Dijital dönüşüm denince de akla sosyal medya üzerinden aktif çalışan şirketlerle birlikte, e-ticaret sektörü geliyor. Idea Communication’un çoğunluklu olarak perakende ve e-ticaret sektörüne yönelik olarak hazırlanmış 2021 Müşteri Trendleri Raporu’na göre müşteriler temiz görseller, akıcı ve kusursuz bir alışveriş deneyimi tercih ediyorlar. Dolayısıyla günümüzde ‘B2C’ (Business to Customer: işletmeden tüketiciye) olarak adlandırılan, yani müşteriyle direkt iletişim kurarak çalışan şirketlerin sattıkları ürün veya servis miktarındansa kaliteye odaklanmaları büyük bir önem arz ediyor. Aynı zamanda e-ticaret şirketlerinin düzenli ve müşteriye özel tasarlama yapan algoritmaları ara yüzlerinde bulundurmaları da müşteri tıklama ve alım oranlarını arttırabilmek için önemli bir adım olarak gösteriliyor. Şirketlerin direkt müşteriye dokunan iş stratejileri üretmeleri ve müşterileri değerli hissettirecek politikalara yatırım yapmaları, müşteri beklentilerinin önemli bir parçası.

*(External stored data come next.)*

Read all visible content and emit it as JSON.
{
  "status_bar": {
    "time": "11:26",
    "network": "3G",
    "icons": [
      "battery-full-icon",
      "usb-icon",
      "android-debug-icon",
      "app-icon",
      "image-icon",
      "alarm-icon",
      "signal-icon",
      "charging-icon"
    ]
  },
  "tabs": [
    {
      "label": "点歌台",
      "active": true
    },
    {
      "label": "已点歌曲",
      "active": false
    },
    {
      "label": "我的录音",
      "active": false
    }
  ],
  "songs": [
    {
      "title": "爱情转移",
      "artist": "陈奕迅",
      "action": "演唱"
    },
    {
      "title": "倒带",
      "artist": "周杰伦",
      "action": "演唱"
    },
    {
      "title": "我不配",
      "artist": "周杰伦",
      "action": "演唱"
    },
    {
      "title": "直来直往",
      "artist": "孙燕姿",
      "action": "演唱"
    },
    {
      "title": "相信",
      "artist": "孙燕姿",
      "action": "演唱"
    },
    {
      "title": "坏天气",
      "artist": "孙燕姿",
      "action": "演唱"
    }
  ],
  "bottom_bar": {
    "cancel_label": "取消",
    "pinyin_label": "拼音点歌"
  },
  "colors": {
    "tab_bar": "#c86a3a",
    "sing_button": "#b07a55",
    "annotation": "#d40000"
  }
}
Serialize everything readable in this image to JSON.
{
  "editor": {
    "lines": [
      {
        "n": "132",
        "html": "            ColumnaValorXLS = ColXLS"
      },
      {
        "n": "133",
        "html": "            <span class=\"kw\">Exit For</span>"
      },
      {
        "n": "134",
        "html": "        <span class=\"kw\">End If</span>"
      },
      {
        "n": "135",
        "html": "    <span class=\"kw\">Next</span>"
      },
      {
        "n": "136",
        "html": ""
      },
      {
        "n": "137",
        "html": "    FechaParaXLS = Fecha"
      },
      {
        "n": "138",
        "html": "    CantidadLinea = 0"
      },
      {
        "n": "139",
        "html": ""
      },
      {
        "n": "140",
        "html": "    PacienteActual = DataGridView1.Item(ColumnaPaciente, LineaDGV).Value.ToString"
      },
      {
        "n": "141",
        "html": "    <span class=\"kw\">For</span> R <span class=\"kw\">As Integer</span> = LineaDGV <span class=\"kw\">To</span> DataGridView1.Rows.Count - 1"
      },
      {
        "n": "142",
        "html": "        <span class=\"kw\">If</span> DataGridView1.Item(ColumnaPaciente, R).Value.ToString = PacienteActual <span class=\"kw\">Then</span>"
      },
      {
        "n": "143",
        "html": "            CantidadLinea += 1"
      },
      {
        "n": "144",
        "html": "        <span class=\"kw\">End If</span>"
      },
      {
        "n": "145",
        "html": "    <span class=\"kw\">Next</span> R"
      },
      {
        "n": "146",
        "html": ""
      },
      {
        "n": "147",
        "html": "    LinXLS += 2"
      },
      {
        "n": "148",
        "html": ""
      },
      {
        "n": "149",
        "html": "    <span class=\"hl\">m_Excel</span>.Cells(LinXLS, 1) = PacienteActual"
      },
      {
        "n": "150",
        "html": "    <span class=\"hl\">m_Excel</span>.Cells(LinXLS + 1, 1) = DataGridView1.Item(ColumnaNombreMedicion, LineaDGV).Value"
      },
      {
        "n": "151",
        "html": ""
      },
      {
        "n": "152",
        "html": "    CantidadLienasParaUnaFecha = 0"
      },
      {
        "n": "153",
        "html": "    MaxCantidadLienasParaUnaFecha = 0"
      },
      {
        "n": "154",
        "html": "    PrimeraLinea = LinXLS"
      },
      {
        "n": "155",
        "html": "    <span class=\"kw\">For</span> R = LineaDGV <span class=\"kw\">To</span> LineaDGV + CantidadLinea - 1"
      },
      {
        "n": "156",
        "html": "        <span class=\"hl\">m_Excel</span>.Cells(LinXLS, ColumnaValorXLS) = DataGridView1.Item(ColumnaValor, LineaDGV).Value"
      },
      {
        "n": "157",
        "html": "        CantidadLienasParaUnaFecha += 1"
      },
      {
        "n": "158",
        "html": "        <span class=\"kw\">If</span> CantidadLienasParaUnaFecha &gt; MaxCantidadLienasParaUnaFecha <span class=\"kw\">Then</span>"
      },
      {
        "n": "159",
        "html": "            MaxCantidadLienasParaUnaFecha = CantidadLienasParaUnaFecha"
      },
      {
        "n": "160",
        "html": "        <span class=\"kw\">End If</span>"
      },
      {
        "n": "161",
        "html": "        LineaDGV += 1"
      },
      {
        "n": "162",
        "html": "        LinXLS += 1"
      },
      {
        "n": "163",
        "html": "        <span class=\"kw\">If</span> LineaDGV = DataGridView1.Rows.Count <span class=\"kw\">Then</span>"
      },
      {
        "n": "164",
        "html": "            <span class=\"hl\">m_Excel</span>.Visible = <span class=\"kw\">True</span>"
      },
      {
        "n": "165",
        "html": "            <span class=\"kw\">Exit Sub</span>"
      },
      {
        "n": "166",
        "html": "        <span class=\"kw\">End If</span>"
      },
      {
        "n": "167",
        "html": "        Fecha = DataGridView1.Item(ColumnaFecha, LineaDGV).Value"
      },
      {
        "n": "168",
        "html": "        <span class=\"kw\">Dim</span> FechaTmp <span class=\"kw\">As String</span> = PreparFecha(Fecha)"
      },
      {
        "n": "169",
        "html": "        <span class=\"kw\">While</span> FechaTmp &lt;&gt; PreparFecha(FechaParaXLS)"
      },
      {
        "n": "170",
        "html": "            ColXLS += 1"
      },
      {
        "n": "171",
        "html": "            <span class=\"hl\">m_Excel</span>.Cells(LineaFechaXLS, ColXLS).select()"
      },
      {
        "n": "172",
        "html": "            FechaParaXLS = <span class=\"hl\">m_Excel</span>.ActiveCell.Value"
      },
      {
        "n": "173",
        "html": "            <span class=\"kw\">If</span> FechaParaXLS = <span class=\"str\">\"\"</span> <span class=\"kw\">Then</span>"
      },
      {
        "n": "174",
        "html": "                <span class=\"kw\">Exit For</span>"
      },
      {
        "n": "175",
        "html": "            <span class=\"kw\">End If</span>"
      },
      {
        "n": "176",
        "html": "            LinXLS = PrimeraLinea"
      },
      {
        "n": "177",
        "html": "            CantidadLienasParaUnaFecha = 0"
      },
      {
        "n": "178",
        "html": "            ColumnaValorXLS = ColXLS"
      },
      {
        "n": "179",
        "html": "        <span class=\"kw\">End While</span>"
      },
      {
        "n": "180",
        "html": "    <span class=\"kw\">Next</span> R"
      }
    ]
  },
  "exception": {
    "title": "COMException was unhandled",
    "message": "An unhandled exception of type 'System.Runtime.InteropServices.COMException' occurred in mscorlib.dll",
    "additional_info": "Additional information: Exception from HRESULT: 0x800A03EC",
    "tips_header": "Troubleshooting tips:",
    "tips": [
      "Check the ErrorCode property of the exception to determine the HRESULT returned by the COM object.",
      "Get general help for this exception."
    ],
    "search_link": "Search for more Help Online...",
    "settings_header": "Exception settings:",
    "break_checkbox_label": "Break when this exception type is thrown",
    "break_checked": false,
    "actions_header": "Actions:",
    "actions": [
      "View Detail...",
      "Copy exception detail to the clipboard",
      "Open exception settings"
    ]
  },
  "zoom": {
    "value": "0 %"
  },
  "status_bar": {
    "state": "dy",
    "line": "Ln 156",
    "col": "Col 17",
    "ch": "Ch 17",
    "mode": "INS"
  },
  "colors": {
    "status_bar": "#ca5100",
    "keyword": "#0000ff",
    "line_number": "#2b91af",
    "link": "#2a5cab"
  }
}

Rapora göre yükselen başka trendler arasında ters ticaret kavramı yer alıyor. Bu kavram basitçe ikinci el satış olarak da düşünülebilir. Herhangi bir perakende şirketinin müşterilerinin sosyal medya veya e-ticaret web siteleri üzerinden kendi müşteri kitlelerini oluşturabilmeleri mümkün. Bu durumda perakende şirketleri ve benzer iş yapan şirketler pazardaki güçlerini kaybedebilme riskiyle karşı karşıya kalabiliyorlar. Dolayısıyla şirketler, satış sonrası müşteri memnuniyeti stratejileri, kiralama ve kullanılmış ürünleri yenisiyle değiştirme olanakları gibi politikalara da önem vermek durumundalar. Rapora göre hemen hemen her sektörde günümüzün en önemli pazarlama stratejilerinden biri de ‘influencer marketing’. Yani etki yaratıcısı olarak adlandırılan fenomen veya ünlü içerik üreticileri ile yapılan ortaklık anlaşmaları ile kurulan pazarlama stratejileri. Müşterilerin, özellikle Z kuşağının, hızla artan sosyal medya kullanım oranlarını düşünecek olursak, bu stratejinin müşteri bağlılığını arttırabilmek adına kullanılabilecek yükselen bir yıldız olduğunu söylemek mümkün.